Dankprofessor’s Weblog

A weblog examining sexual politics in higher education and beyond.

D’Souza’s column on IVORY TOWER ROMANCE

D’souza had a blog column on right to romance book with numerous commentaries.  I contributed a comment which occurs at the very end of the comments column.

Also Abahamson contributed a comment which I could not find on their comments log.  He sent me the commentary which follows-


How ironic. Dinesh D’Souza advertises himself as a careful reader of the Constitution; yet he dismisses my legal argument about faculty-student romance on the basis of a onepage interview in The Chronicle of Higher Education (Volume 53, Issue 50, page A8) about my forthcoming book “Romance in the Ivory Tower: The Rights and Liberty of Conscience” (MIT Press). He concludes: “The whole concept is a legal absurdity. Professor Abramson is certainly entitled to cruise the bars of Los Angeles looking for love if he wants to.

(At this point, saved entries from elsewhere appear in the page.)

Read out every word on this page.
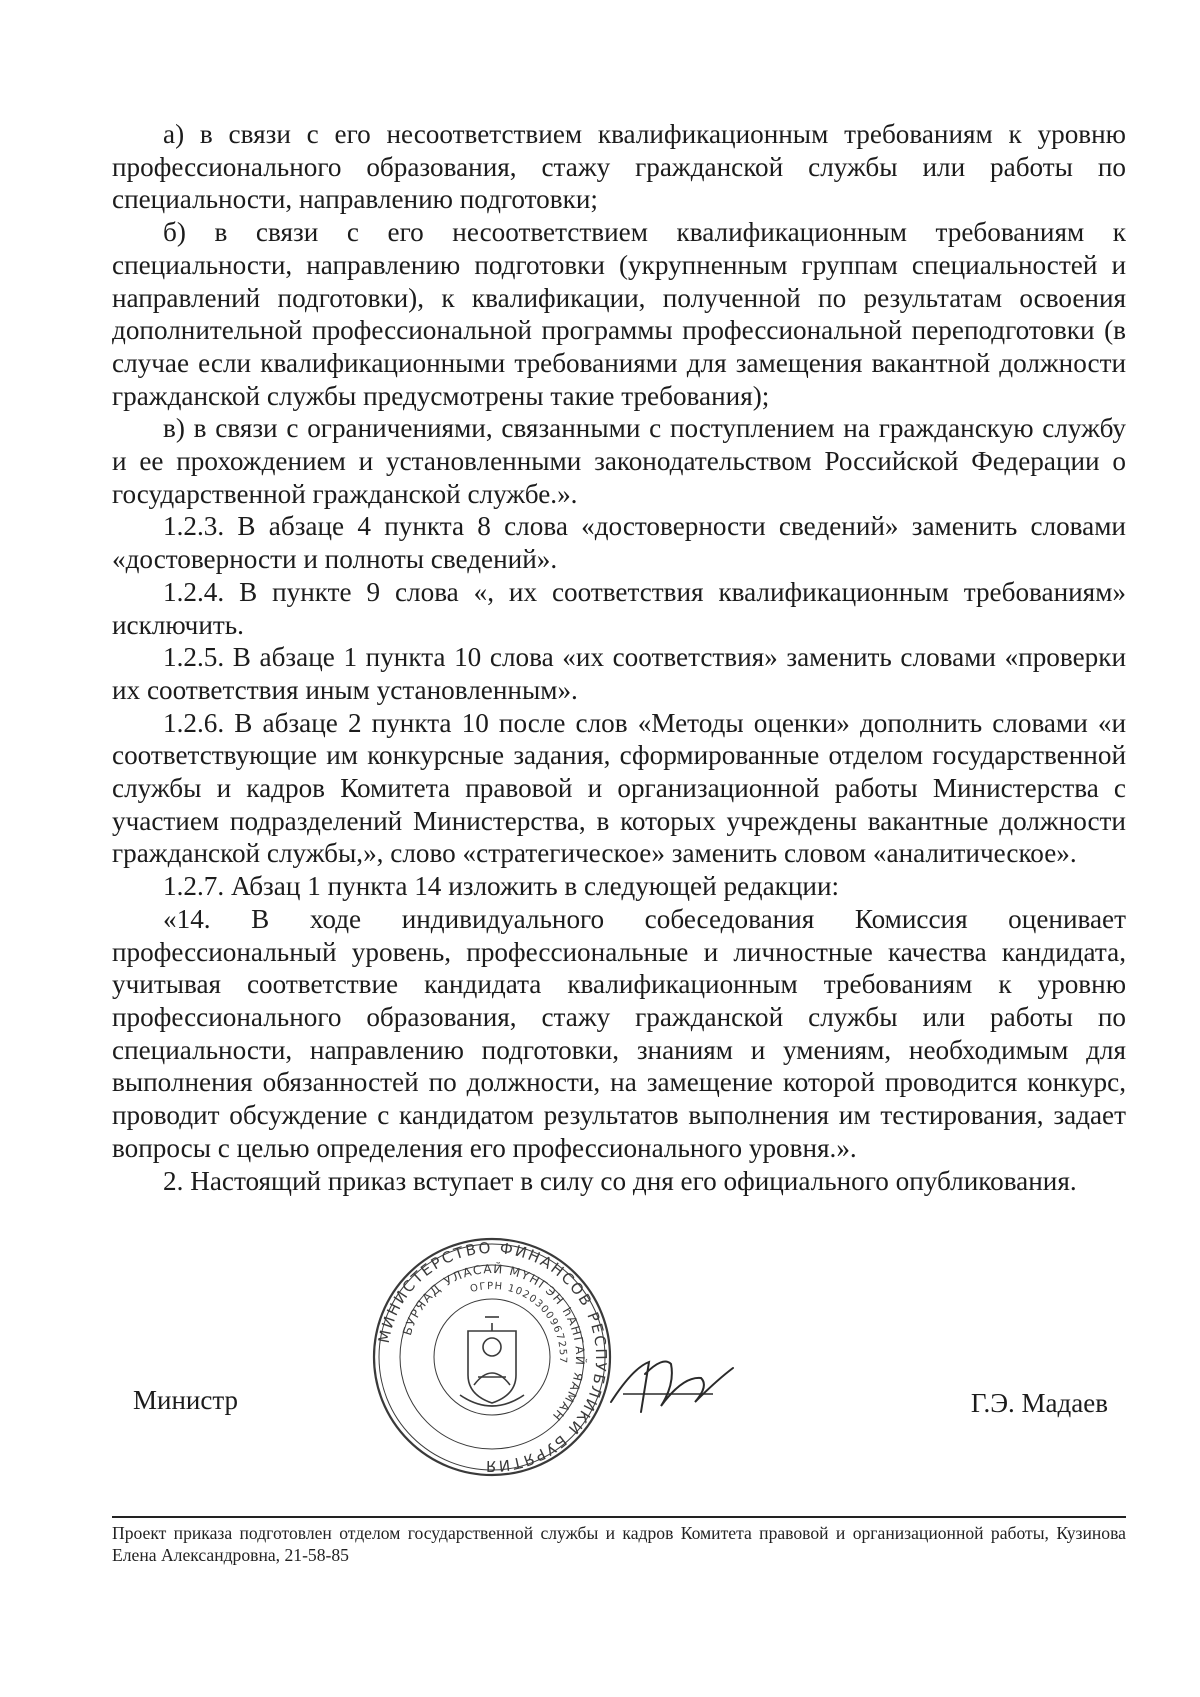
а) в связи с его несоответствием квалификационным требованиям к уровню профессионального образования, стажу гражданской службы или работы по специальности, направлению подготовки;

б) в связи с его несоответствием квалификационным требованиям к специальности, направлению подготовки (укрупненным группам специальностей и направлений подготовки), к квалификации, полученной по результатам освоения дополнительной профессиональной программы профессиональной переподготовки (в случае если квалификационными требованиями для замещения вакантной должности гражданской службы предусмотрены такие требования);

в) в связи с ограничениями, связанными с поступлением на гражданскую службу и ее прохождением и установленными законодательством Российской Федерации о государственной гражданской службе.».

1.2.3. В абзаце 4 пункта 8 слова «достоверности сведений» заменить словами «достоверности и полноты сведений».

1.2.4. В пункте 9 слова «, их соответствия квалификационным требованиям» исключить.

1.2.5. В абзаце 1 пункта 10 слова «их соответствия» заменить словами «проверки их соответствия иным установленным».

1.2.6. В абзаце 2 пункта 10 после слов «Методы оценки» дополнить словами «и соответствующие им конкурсные задания, сформированные отделом государственной службы и кадров Комитета правовой и организационной работы Министерства с участием подразделений Министерства, в которых учреждены вакантные должности гражданской службы,», слово «стратегическое» заменить словом «аналитическое».

1.2.7. Абзац 1 пункта 14 изложить в следующей редакции:

«14. В ходе индивидуального собеседования Комиссия оценивает профессиональный уровень, профессиональные и личностные качества кандидата, учитывая соответствие кандидата квалификационным требованиям к уровню профессионального образования, стажу гражданской службы или работы по специальности, направлению подготовки, знаниям и умениям, необходимым для выполнения обязанностей по должности, на замещение которой проводится конкурс, проводит обсуждение с кандидатом результатов выполнения им тестирования, задает вопросы с целью определения его профессионального уровня.».

2. Настоящий приказ вступает в силу со дня его официального опубликования.

Министр
МИНИСТЕРСТВО ФИНАНСОВ РЕСПУБЛИКИ БУРЯТИЯ
БУРЯАД УЛАСАЙ МYНГЭН hАНГАЙ ЯАМАН
ОГРН 1020300967257
Г.Э. Мадаев
Проект приказа подготовлен отделом государственной службы и кадров Комитета правовой и организационной работы, Кузинова Елена Александровна, 21-58-85
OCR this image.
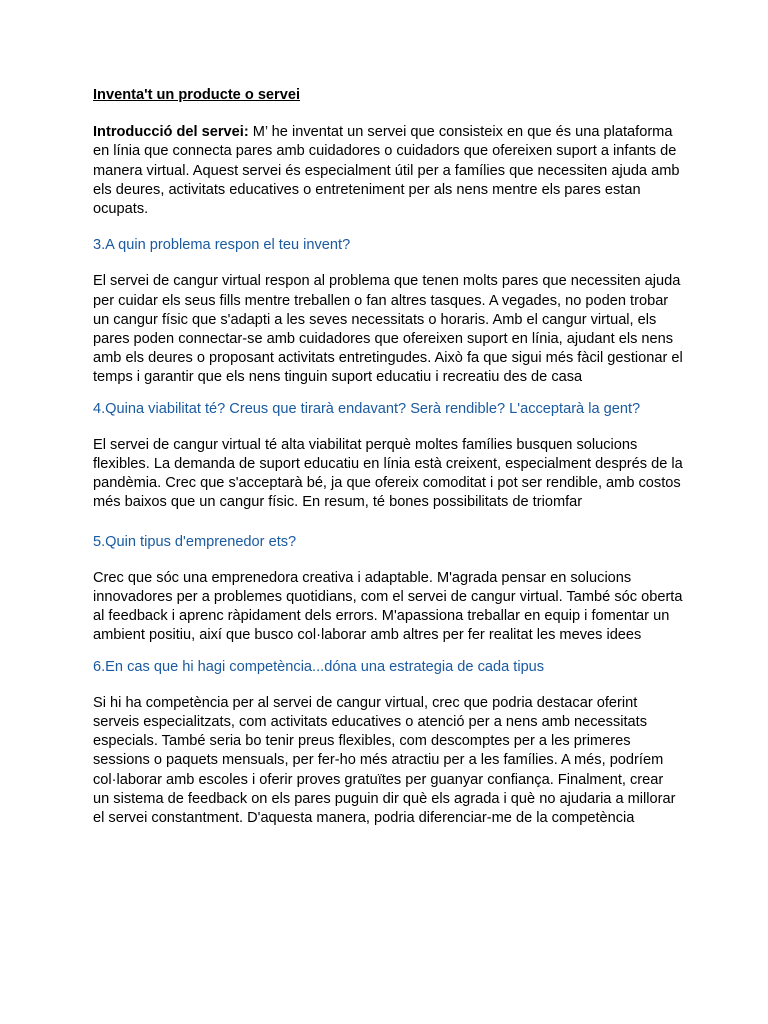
Inventa't un producte o servei
Introducció del servei: M’ he inventat un servei que consisteix en que és una plataforma en línia que connecta pares amb cuidadores o cuidadors que ofereixen suport a infants de manera virtual. Aquest servei és especialment útil per a famílies que necessiten ajuda amb els deures, activitats educatives o entreteniment per als nens mentre els pares estan ocupats.
3.A quin problema respon el teu invent?
El servei de cangur virtual respon al problema que tenen molts pares que necessiten ajuda per cuidar els seus fills mentre treballen o fan altres tasques. A vegades, no poden trobar un cangur físic que s'adapti a les seves necessitats o horaris. Amb el cangur virtual, els pares poden connectar-se amb cuidadores que ofereixen suport en línia, ajudant els nens amb els deures o proposant activitats entretingudes. Això fa que sigui més fàcil gestionar el temps i garantir que els nens tinguin suport educatiu i recreatiu des de casa
4.Quina viabilitat té? Creus que tirarà endavant? Serà rendible? L'acceptarà la gent?
El servei de cangur virtual té alta viabilitat perquè moltes famílies busquen solucions flexibles. La demanda de suport educatiu en línia està creixent, especialment després de la pandèmia. Crec que s'acceptarà bé, ja que ofereix comoditat i pot ser rendible, amb costos més baixos que un cangur físic. En resum, té bones possibilitats de triomfar
5.Quin tipus d'emprenedor ets?
Crec que sóc una emprenedora creativa i adaptable. M'agrada pensar en solucions innovadores per a problemes quotidians, com el servei de cangur virtual. També sóc oberta al feedback i aprenc ràpidament dels errors. M'apassiona treballar en equip i fomentar un ambient positiu, així que busco col·laborar amb altres per fer realitat les meves idees
6.En cas que hi hagi competència...dóna una estrategia de cada tipus
Si hi ha competència per al servei de cangur virtual, crec que podria destacar oferint serveis especialitzats, com activitats educatives o atenció per a nens amb necessitats especials. També seria bo tenir preus flexibles, com descomptes per a les primeres sessions o paquets mensuals, per fer-ho més atractiu per a les famílies. A més, podríem col·laborar amb escoles i oferir proves gratuïtes per guanyar confiança. Finalment, crear un sistema de feedback on els pares puguin dir què els agrada i què no ajudaria a millorar el servei constantment. D'aquesta manera, podria diferenciar-me de la competència
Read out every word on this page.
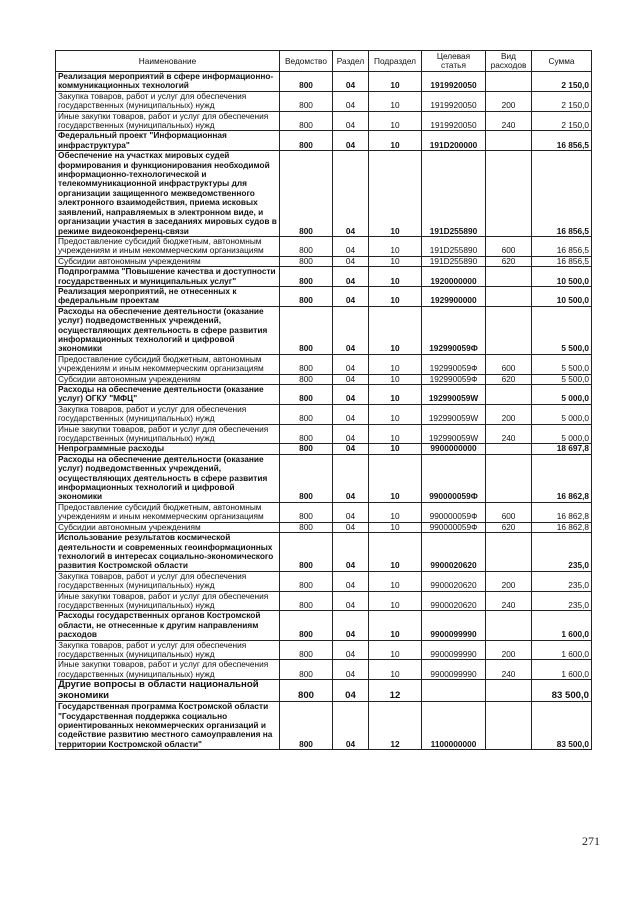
Наименование	Ведомство	Раздел	Подраздел	Целевая статья	Вид расходов	Сумма
Реализация мероприятий в сфере информационно-коммуникационных технологий	800	04	10	1919920050		2 150,0
Закупка товаров, работ и услуг для обеспечения государственных (муниципальных) нужд	800	04	10	1919920050	200	2 150,0
Иные закупки товаров, работ и услуг для обеспечения государственных (муниципальных) нужд	800	04	10	1919920050	240	2 150,0
Федеральный проект "Информационная инфраструктура"	800	04	10	191D200000		16 856,5
Обеспечение на участках мировых судей формирования и функционирования необходимой информационно-технологической и телекоммуникационной инфраструктуры для организации защищенного межведомственного электронного взаимодействия, приема исковых заявлений, направляемых в электронном виде, и организации участия в заседаниях мировых судов в режиме видеоконференц-связи	800	04	10	191D255890		16 856,5
Предоставление субсидий бюджетным, автономным учреждениям и иным некоммерческим организациям	800	04	10	191D255890	600	16 856,5
Субсидии автономным учреждениям	800	04	10	191D255890	620	16 856,5
Подпрограмма "Повышение качества и доступности государственных и муниципальных услуг"	800	04	10	1920000000		10 500,0
Реализация мероприятий, не отнесенных к федеральным проектам	800	04	10	1929900000		10 500,0
Расходы на обеспечение деятельности (оказание услуг) подведомственных учреждений, осуществляющих деятельность в сфере развития информационных технологий и цифровой экономики	800	04	10	192990059Ф		5 500,0
Предоставление субсидий бюджетным, автономным учреждениям и иным некоммерческим организациям	800	04	10	192990059Ф	600	5 500,0
Субсидии автономным учреждениям	800	04	10	192990059Ф	620	5 500,0
Расходы на обеспечение деятельности (оказание услуг) ОГКУ "МФЦ"	800	04	10	192990059W		5 000,0
Закупка товаров, работ и услуг для обеспечения государственных (муниципальных) нужд	800	04	10	192990059W	200	5 000,0
Иные закупки товаров, работ и услуг для обеспечения государственных (муниципальных) нужд	800	04	10	192990059W	240	5 000,0
Непрограммные расходы	800	04	10	9900000000		18 697,8
Расходы на обеспечение деятельности (оказание услуг) подведомственных учреждений, осуществляющих деятельность в сфере развития информационных технологий и цифровой экономики	800	04	10	990000059Ф		16 862,8
Предоставление субсидий бюджетным, автономным учреждениям и иным некоммерческим организациям	800	04	10	990000059Ф	600	16 862,8
Субсидии автономным учреждениям	800	04	10	990000059Ф	620	16 862,8
Использование результатов космической деятельности и современных геоинформационных технологий в интересах социально-экономического развития Костромской области	800	04	10	9900020620		235,0
Закупка товаров, работ и услуг для обеспечения государственных (муниципальных) нужд	800	04	10	9900020620	200	235,0
Иные закупки товаров, работ и услуг для обеспечения государственных (муниципальных) нужд	800	04	10	9900020620	240	235,0
Расходы государственных органов Костромской области, не отнесенные к другим направлениям расходов	800	04	10	9900099990		1 600,0
Закупка товаров, работ и услуг для обеспечения государственных (муниципальных) нужд	800	04	10	9900099990	200	1 600,0
Иные закупки товаров, работ и услуг для обеспечения государственных (муниципальных) нужд	800	04	10	9900099990	240	1 600,0
Другие вопросы в области национальной экономики	800	04	12			83 500,0
Государственная программа Костромской области "Государственная поддержка социально ориентированных некоммерческих организаций и содействие развитию местного самоуправления на территории Костромской области"	800	04	12	1100000000		83 500,0
271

I just think [he] should leave his copy of the Constitution behind”.

Lord Robert May (a member of British Parliament, former Chief Scientific Advisor to the Prime Minister, and Professor at Oxford), interestingly, had a different opinion. After reading the entire book, Lord May concluded: “Make no mistake. Paul Abramson’s book is a serious and thought-provoking examination of the extent to which institutions should proscribe individual actions. Although I do not endorse all of the conclusions, I strongly recommend this book”.

My advice? Wait until the book is published (October 2007). If, at that point, Mr. D’Souza (or anyone else) would like to start a serious debate, that is a discussion I’d welcome.

August 26, 2007 Posted by | D'souza blog, ivory tower romance, student professor dating | Leave a comment


A colleague has written me taking me to task in regards to my comments that recusing oneself from grading a student with whom one is having a romantic relationship is not advisable.  Such recusal was advocated by Professor Abramson in his CHE interview.   A third party would be doing the grading.  My colleague writes- “There will always be situations- unforeseen and unforeseeable- in which recusal is necessary, or at least advisable.  Recusal is never considered differential treatment, legally, quasi legally or ethically even though factually it plainly is.”  He writes further “that he suspects that this is so because  as human beings we have to have a way out, a way to acquit ourselves  honorably when nothing else works, and that has always been to do nothing.  That is the essence of recusal.”

Of course, the professor should have foreseen the definite possibility that he or she would be unable to dispassionately grade a student who he or she is romantically involved with.  If  this is the case, such should have been communicated ahead of time to the student and if such involvement occurs then the student would be treated differentially and would not have the  same grader as all the other students have in class.   Recusal in this sort of situation does not appear to me to be an honorable way to acquit oneself; such is not honorable since the relationship is violated and as well as the student.  This would be the case if the relationship was based on mutuality, mutual respect for each other.  One simply does not unilaterally exile a student into never-never land.  Any such decision should be based on a mutual ethical engagement of the issue.  If this is to be done, the student-professor relationship is no longer a private one and will end up being subsumed under the mantel of insitutional authority.  If there is differential treatment, it should of the last resort and is indicative that the professor is now in deep trouble as well as the student.

In addition, it does become relevant that recusal from grading in a university is almost unheard of.  Of course, in legal situations recusal is frequently employed.  In my 35 years of university teaching I never heard of a situation of recusal occurring or being contemplated.  Also, in said 35 years, I cannot recollect being privy to any discussion of the issue, nor receiving any official university notifications about the issue.  Is the recusal process referred to in Faculty Handbooks?    Feedback on this would be most appreciated.  On the other hand,  many times during my career I heard faculty disparage in severe terms other faculty and students and who in my opinion could not dispassionately evaluate the disparaged colleague or student, and in these situations recusal never to my knoweledge ever came up.

As for myself, I never felt recsual was called for.  Let me give but one example.  After the end of a Fall semester, I began to date an ex-student who had been in one of my Fall classes.  I continued to date the student and our dating evolved into a serious long term relationship.  Come the next Fall semester, she indicated she wanted to take another class from me.  My position was that it was her decision to make, and if she took the class she would be treated the same as all other students.  She knew that such would be the case.  The fact was that amongst students I was known as a passionately impersonal grader.  It  wasn’t easy to give a poor grade to students who I liked, but such was the case.